Use Cases of Generative Adversarial Networks
Generative Adversarial Networks (GANs) are most popular for generating images from a given dataset of images but apart from it, GANs are now being used for a variety of applications. These are a class of neural networks that has a discriminator block and a generator block that works together and is able to produce new samples apart from just classifying or predicting the class of sample.

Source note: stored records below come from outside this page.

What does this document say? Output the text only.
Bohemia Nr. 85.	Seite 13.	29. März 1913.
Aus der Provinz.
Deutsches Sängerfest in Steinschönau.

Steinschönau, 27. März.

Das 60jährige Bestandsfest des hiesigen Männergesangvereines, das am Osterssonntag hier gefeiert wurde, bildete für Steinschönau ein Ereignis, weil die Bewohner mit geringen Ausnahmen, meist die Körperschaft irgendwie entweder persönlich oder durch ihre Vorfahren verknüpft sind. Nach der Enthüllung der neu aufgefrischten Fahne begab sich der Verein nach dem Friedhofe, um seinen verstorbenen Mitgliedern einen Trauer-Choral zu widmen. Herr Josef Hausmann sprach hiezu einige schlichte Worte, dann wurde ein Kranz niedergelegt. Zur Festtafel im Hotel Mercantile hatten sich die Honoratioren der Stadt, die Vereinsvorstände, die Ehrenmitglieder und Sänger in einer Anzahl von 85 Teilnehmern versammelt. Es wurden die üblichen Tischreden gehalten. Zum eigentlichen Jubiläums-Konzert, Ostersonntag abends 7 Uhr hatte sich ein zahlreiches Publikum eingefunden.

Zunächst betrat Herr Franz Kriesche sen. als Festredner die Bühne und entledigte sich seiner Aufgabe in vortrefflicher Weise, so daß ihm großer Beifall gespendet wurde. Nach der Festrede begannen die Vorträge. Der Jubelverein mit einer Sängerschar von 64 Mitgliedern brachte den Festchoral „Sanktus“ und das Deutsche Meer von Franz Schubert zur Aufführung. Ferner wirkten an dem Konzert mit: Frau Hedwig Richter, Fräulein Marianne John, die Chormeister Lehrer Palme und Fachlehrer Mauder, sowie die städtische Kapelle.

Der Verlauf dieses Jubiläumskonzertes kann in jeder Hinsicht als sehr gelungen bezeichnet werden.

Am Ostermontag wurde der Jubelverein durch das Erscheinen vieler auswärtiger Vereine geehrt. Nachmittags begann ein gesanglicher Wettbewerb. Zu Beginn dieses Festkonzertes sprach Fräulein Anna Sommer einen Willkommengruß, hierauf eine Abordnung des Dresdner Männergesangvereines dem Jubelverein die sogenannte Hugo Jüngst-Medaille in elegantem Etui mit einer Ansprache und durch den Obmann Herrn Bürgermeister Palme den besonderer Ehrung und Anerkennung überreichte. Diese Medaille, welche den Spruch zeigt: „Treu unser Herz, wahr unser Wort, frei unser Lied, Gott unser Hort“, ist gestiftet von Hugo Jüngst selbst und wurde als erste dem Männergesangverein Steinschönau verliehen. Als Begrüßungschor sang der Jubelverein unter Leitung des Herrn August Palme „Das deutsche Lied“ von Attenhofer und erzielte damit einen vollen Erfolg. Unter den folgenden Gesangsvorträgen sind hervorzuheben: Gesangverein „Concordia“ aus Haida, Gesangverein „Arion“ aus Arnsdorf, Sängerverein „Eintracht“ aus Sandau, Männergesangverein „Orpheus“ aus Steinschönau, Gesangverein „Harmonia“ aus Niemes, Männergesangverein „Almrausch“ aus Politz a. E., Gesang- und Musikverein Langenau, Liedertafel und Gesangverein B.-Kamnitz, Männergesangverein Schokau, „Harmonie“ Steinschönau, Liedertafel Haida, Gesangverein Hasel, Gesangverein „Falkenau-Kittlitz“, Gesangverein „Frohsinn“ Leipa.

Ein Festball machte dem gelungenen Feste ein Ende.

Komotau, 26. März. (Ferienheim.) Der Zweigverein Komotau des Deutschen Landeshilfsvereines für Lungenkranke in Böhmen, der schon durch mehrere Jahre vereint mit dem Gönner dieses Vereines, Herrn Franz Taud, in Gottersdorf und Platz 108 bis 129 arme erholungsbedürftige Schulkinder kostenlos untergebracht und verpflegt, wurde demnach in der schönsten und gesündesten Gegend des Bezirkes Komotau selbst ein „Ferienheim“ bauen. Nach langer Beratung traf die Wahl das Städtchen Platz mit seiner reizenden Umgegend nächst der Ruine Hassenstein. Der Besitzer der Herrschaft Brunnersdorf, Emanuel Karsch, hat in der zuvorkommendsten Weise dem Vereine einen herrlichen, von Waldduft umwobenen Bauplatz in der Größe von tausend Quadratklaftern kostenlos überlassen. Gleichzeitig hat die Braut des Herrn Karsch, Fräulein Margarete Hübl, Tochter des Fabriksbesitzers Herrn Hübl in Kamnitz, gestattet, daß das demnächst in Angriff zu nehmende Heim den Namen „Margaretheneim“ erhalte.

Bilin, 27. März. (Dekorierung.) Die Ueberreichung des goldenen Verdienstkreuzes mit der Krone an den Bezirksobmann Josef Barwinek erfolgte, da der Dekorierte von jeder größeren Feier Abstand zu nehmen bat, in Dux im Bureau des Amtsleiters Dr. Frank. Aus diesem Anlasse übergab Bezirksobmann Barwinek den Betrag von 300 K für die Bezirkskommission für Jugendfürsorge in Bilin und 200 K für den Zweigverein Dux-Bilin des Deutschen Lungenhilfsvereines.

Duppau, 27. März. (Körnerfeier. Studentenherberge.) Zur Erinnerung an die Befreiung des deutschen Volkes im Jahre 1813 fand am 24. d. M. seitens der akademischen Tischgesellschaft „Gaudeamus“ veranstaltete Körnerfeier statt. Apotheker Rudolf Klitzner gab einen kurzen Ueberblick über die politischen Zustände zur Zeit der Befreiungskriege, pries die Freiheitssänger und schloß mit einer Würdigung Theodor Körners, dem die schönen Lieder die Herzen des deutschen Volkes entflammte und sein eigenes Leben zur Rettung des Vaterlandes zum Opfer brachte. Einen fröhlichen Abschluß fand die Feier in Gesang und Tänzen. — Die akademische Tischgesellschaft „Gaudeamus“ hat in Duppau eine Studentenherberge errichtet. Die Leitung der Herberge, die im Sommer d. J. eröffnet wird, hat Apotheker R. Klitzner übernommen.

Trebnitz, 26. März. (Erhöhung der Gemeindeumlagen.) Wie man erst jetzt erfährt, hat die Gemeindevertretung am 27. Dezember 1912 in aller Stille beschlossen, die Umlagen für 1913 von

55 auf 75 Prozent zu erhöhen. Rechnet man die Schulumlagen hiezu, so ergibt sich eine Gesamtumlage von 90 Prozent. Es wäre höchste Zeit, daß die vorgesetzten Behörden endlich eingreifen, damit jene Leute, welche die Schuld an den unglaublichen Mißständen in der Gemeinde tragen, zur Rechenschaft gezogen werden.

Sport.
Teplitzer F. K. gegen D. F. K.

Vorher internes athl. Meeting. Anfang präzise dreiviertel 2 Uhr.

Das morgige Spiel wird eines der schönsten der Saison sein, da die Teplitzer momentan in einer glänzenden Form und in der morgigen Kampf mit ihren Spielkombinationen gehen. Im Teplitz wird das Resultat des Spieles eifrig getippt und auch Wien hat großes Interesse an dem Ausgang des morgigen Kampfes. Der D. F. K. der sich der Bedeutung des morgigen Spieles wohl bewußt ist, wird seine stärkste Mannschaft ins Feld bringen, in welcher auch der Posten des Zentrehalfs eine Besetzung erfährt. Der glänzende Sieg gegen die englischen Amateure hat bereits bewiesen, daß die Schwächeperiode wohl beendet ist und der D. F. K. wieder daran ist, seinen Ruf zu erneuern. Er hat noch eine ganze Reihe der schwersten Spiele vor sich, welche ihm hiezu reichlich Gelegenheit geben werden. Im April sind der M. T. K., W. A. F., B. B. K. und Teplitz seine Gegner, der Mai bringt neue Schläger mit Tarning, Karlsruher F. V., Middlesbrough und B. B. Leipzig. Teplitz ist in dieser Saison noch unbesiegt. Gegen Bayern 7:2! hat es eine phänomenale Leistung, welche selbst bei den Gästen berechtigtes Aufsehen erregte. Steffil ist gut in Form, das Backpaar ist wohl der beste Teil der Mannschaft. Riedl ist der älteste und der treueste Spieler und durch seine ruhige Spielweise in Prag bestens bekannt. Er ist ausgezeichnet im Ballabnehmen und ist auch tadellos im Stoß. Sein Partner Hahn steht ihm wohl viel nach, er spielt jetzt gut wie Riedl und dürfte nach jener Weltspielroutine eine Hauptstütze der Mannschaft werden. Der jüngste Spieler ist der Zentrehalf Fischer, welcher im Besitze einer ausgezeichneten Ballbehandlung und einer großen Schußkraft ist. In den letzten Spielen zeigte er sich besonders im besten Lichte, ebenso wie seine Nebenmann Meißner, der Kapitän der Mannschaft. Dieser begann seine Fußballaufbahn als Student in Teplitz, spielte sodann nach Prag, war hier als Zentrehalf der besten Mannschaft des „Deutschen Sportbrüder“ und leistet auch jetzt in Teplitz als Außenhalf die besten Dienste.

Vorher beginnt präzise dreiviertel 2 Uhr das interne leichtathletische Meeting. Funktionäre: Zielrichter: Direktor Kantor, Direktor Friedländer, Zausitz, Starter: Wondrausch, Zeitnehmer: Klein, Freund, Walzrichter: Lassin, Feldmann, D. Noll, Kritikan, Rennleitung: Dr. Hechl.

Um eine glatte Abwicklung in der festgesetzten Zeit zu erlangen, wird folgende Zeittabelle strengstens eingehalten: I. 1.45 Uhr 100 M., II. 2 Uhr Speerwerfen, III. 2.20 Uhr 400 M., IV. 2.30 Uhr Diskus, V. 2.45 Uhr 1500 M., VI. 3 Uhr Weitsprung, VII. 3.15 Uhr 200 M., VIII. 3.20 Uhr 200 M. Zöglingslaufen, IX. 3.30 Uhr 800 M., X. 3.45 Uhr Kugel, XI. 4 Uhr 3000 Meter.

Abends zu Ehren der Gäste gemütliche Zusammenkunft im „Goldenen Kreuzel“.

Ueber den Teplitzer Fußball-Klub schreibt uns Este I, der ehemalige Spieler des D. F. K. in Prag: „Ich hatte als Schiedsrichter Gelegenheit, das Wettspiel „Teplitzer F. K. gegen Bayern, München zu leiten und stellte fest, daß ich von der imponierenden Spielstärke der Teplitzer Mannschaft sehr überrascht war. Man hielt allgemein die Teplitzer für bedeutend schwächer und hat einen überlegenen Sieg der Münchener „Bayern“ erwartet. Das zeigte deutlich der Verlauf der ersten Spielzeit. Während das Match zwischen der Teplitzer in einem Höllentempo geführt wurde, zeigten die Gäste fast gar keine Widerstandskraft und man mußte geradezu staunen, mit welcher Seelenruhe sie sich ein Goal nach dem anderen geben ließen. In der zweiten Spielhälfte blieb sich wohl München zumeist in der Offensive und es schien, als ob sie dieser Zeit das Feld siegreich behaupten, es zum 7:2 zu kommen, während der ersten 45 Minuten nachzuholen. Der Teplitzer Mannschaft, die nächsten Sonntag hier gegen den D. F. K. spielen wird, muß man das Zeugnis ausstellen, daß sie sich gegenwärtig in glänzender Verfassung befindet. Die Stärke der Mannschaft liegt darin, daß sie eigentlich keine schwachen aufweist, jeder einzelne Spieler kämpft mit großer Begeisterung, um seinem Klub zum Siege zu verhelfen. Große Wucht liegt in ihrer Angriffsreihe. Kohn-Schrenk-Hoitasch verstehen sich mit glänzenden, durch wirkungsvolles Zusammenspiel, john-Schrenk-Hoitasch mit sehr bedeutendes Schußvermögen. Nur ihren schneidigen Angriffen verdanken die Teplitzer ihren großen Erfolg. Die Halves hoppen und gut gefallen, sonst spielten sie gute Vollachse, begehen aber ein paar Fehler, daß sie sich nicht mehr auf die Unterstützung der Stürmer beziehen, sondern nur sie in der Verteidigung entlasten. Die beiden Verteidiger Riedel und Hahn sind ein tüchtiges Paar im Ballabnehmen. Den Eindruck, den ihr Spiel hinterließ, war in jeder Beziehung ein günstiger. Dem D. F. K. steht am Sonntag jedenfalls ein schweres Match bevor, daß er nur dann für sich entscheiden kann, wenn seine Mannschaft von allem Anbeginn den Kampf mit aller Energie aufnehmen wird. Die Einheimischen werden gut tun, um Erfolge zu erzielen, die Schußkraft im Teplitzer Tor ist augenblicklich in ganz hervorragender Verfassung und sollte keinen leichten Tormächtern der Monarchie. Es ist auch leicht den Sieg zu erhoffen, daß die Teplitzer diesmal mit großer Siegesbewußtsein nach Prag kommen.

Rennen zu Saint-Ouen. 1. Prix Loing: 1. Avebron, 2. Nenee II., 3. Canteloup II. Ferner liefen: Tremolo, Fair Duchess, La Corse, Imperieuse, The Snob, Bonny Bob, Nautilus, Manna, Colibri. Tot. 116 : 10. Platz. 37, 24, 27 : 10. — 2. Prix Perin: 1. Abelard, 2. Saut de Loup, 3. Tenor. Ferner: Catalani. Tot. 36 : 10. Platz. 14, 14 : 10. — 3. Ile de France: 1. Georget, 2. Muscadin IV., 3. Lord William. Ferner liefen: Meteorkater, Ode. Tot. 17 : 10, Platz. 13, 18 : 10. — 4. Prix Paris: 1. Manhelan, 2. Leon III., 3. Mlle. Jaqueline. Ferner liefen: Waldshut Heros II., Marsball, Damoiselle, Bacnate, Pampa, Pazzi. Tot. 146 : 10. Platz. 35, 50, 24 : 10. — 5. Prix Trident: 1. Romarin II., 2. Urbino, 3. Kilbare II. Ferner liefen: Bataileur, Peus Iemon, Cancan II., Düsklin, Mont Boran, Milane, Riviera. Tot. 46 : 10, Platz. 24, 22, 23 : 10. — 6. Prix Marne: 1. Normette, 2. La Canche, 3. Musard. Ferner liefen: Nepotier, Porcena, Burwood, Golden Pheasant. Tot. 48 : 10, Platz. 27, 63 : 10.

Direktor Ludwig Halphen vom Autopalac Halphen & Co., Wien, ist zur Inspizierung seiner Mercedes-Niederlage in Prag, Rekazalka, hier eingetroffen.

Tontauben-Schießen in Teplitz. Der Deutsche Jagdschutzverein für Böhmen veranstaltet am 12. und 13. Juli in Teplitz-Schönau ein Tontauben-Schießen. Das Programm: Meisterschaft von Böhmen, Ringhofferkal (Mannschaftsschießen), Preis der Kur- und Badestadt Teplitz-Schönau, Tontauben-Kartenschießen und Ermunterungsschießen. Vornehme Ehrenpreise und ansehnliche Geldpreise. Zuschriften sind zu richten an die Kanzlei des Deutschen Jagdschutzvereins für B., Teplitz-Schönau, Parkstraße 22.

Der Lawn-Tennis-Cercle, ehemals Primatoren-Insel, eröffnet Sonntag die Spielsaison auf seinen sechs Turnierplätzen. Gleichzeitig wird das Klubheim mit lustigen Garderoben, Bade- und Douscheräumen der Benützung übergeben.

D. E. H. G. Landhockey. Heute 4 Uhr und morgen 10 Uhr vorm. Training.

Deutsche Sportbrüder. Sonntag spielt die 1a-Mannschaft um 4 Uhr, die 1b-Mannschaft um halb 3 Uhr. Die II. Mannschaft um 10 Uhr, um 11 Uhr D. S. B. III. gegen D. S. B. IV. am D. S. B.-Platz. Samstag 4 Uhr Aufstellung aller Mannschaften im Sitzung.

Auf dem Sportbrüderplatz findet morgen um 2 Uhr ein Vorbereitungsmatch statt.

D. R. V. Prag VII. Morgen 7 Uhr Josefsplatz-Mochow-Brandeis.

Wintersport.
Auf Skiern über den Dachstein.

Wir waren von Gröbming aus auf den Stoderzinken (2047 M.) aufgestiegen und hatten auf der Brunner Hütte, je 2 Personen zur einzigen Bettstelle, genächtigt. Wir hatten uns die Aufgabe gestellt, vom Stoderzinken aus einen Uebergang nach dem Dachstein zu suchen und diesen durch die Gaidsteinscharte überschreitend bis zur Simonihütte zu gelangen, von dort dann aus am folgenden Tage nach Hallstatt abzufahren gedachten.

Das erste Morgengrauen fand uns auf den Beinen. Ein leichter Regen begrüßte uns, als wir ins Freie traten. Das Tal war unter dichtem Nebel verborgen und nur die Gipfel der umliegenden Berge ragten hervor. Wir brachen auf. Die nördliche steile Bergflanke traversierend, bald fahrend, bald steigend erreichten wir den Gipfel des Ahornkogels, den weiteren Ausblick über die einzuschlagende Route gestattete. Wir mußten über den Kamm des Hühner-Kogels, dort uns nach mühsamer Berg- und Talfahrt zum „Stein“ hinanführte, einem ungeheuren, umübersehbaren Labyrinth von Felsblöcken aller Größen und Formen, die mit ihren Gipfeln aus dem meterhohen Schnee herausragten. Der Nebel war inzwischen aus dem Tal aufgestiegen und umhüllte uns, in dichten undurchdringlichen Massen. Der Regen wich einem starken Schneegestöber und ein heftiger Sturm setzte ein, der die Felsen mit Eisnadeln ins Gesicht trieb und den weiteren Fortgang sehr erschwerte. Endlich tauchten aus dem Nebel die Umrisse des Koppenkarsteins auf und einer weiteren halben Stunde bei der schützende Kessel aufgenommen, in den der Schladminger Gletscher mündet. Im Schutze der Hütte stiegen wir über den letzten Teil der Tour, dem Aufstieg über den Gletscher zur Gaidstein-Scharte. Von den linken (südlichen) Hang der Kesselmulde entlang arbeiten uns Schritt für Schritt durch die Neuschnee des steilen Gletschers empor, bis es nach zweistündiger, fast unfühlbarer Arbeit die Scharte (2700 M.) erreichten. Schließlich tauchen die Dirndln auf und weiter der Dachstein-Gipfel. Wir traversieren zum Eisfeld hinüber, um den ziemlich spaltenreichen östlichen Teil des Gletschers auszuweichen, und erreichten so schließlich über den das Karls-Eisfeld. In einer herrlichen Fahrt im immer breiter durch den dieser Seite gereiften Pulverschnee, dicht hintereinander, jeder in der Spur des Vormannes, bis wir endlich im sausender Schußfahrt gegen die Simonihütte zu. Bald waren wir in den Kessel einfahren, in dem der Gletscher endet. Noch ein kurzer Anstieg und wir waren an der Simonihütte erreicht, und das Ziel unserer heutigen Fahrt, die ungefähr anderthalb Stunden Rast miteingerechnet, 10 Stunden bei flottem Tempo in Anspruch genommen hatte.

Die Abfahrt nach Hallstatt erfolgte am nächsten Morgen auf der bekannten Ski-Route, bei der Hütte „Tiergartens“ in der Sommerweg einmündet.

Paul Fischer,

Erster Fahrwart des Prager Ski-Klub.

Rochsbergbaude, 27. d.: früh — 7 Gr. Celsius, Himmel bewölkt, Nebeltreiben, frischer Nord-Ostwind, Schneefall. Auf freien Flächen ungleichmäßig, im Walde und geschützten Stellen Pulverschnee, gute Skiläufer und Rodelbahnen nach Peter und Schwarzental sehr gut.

Some of the newly discovered uses cases of GANs are:
Artificial intelligence has proved to be a boon to many industries but it is also surrounded by the problem of Cyber threats.GANs are proved to be a great help to handle adversarial attacks. The adversarial attacks use a variety of techniques to fool deep learning architectures. By creating fake examples and training the model to identify them we counter these attacks.
Generating Data using GANs:
Data is the most important key for any deep learning algorithm. In general, the more is the data, the better is the performance of any deep learning algorithm. But in many cases such as health diagnostics, the amount of data is restricted, in such cases, there is a need to generate good quality data. For which GANs are being used.
There are many cases when our data needs to be kept confidential. This is especially useful in defense and military applications. We have many data encryption schemes but each has its own limitations, in such a case GANs can be useful. Recently, in 2016, Google opened a new research path on using GAN competitive framework for encryption problems, where two networks had to compete in creating the code and cracking it.
We can use GANs for pseudo style transfer i.e. modifying a part of the subject, without complete style transfer. For e.g. in many applications, we want to add a smile to an image, or just work on the eyes part of the image. This can also be extended to other domains such as Natural Language Processing, speech processing, etc. For e.g. we can work on some selected words of a paragraph without modifying the whole paragraph.